Page:Revue des Deux Mondes - 1894 - tome 123.djvu/136

Le texte de cette page a été corrigé et est conforme au fac-similé.

Etudions donc un peu l’alexandrinisme, c’est-à-dire une des tournures d’esprit dont sont coutumiers les naturels de ce pays-là.

L’alexandrinisme n’est pas un genre, c’est un état d’esprit, c’est, à ce qu’il me semble, la tendance à un repos relatif après une période d’agitation. On pourrait appeler les périodes littéraires où l’alexandrinisme règne les momens de repos de la littérature personnelle, en prenant littérature personnelle dans un sens un peu plus large que celui où nous l’employons habituellement. Homère, Eschyle, Sophocle, Aristophane, Euripide, Pindare écrivent ou chantent leurs admirables poèmes. Certes, ils ne sont point personnels dans le sens que nous donnons à ce mot.

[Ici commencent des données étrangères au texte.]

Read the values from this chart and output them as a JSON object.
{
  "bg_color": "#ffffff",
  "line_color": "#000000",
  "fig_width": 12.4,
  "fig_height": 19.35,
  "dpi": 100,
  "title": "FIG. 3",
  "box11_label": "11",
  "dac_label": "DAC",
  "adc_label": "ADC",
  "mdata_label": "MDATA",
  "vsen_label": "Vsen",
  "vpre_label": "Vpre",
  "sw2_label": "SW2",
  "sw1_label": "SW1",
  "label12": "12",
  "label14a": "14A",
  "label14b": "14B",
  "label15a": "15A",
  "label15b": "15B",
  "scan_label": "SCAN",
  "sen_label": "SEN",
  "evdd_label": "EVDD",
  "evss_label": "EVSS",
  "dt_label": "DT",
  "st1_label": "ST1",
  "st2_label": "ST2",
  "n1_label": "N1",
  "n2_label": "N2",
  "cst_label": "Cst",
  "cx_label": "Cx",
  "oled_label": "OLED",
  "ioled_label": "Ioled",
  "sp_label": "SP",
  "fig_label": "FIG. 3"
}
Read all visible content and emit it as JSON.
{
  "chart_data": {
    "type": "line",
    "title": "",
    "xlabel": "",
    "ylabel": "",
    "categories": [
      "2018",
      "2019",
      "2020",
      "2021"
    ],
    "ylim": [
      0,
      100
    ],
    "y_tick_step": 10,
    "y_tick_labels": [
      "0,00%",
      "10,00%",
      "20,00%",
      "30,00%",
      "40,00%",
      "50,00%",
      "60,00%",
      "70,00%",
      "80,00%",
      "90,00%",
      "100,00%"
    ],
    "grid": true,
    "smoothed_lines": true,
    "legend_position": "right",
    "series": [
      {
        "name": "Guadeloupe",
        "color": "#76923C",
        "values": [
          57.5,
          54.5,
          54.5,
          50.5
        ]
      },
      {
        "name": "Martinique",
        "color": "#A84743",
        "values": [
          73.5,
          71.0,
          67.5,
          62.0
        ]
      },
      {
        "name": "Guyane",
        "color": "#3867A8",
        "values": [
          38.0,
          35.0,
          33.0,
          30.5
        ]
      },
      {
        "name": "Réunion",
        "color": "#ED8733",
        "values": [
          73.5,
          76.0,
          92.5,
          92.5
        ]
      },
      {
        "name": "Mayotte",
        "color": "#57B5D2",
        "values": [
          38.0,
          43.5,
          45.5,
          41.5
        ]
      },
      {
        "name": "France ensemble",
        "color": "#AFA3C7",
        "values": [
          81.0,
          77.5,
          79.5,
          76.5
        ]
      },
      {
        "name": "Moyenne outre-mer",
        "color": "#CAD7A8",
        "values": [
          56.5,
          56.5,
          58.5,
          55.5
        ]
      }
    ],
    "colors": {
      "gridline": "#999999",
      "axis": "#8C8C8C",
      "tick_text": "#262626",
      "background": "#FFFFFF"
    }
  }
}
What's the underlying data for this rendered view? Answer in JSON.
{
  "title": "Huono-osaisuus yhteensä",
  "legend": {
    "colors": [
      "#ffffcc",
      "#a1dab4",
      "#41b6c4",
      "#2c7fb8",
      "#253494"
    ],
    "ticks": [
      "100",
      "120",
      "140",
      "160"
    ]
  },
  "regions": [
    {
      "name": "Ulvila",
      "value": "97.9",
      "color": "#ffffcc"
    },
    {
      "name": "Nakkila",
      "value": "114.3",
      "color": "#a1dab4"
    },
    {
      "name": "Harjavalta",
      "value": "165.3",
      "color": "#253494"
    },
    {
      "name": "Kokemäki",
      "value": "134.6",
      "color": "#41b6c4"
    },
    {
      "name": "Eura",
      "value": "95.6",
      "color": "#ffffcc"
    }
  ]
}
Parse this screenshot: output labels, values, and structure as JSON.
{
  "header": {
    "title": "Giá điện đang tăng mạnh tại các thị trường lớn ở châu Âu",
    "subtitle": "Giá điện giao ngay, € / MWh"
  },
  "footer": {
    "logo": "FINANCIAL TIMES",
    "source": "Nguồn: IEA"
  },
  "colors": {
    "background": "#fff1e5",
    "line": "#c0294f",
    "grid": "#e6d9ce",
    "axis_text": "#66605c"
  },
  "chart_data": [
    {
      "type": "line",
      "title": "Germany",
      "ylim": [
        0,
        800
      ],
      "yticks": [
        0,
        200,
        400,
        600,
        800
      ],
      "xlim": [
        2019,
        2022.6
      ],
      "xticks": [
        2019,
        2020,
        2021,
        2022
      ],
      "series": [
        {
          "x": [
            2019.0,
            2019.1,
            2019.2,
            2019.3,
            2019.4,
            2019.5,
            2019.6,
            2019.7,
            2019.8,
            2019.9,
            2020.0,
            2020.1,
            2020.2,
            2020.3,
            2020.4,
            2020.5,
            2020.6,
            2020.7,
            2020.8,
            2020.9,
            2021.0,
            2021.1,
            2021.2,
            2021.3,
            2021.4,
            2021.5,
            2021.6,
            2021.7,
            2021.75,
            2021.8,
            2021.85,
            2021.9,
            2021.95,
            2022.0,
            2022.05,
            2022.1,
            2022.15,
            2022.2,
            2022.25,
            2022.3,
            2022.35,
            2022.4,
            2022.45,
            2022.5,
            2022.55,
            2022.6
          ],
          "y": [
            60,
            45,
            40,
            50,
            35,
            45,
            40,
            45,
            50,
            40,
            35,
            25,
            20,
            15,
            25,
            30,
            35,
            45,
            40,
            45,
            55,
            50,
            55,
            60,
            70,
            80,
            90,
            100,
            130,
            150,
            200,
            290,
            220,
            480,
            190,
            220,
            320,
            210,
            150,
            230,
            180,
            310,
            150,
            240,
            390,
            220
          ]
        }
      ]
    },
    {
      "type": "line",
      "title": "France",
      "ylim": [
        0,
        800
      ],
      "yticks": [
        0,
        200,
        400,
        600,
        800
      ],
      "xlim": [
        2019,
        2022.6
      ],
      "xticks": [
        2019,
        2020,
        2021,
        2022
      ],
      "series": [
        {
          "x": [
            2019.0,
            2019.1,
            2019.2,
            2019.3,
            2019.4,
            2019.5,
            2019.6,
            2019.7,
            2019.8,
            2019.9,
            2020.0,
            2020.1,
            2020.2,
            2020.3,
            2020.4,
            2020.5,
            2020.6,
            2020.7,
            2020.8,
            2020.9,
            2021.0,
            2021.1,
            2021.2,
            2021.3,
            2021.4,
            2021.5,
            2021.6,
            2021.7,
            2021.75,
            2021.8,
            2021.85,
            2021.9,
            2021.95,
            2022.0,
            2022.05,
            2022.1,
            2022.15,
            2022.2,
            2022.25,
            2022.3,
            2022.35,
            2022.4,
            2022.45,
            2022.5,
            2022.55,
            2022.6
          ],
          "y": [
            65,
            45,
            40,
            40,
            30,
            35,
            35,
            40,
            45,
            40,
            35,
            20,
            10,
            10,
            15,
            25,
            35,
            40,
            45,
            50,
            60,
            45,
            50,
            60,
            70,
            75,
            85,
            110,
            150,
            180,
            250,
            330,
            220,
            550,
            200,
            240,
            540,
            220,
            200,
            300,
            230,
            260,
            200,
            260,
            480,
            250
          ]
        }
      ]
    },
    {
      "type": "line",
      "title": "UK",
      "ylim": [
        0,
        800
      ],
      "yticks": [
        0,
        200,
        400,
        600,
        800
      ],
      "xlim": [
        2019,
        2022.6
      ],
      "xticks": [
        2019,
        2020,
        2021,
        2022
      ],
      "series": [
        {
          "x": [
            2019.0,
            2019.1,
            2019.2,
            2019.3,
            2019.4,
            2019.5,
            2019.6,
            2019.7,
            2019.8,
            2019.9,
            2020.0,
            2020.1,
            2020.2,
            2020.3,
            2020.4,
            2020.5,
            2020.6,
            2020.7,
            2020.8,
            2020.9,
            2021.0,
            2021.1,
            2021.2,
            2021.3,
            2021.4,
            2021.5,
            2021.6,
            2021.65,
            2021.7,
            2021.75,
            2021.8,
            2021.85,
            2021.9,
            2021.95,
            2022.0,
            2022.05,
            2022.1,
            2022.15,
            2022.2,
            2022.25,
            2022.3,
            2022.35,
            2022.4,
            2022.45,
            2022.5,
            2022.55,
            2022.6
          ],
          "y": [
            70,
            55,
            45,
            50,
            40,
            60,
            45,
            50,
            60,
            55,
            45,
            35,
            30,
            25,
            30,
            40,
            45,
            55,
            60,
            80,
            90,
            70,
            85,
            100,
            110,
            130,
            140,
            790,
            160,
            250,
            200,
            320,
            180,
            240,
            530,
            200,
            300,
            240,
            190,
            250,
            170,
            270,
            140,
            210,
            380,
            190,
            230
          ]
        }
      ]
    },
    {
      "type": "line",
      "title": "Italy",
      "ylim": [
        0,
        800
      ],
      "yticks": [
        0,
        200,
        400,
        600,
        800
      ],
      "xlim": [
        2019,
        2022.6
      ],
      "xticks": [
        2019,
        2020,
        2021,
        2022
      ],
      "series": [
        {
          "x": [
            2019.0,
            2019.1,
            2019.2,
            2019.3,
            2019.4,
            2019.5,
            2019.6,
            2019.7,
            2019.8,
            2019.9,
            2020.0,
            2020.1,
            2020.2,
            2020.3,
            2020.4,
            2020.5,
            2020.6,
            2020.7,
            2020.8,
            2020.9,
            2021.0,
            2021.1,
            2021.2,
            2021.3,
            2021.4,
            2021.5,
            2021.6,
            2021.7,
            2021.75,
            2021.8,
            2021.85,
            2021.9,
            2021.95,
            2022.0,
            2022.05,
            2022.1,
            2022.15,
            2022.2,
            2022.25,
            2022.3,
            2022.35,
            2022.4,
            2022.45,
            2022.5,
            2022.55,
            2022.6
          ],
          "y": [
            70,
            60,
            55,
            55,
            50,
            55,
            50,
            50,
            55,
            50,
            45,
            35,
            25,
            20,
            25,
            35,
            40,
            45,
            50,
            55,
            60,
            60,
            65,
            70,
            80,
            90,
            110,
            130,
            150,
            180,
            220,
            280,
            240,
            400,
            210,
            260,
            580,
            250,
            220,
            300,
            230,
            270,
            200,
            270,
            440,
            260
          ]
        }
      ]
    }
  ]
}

Rien n’est plus étranger même à la littérature antique, surtout grecque, que le goût d’être très apparemment soi-même, de se distinguer formellement par une invention ou une nouveauté dans l’allure et la démarche. Tout au contraire, ces artistes semblent avoir aimé à suivre la voie tracée, à se conformer aux habitudes prises par l’art qu’ils cultivaient, et rien n’est plus traditionnel et lentement évolutif que l’art littéraire grec. Cependant, ceux que j’ai nommés sont personnels en ce sens qu’ils suivent, mais n’imitent point, n’étudient pas des « modèles » pour s’en inspirer. Ils sont traditionnels, mais ne sont pas scolaires. Ils prennent l’art au point où l’a laissé le prédécesseur, mais ne semblent pas compulser le prédécesseur immédiat où éloigné pour lui dérober ses secrets. Ils acceptent docilement les lois générales, et même assez particulières de l’art, mais non point le patronage et la discipline des artistes qui les ont précédés, et, d’un mot, ils sont héritiers, non imitateurs. Voilà dans quel sens j’entendais littérature personnelle tout à l’heure.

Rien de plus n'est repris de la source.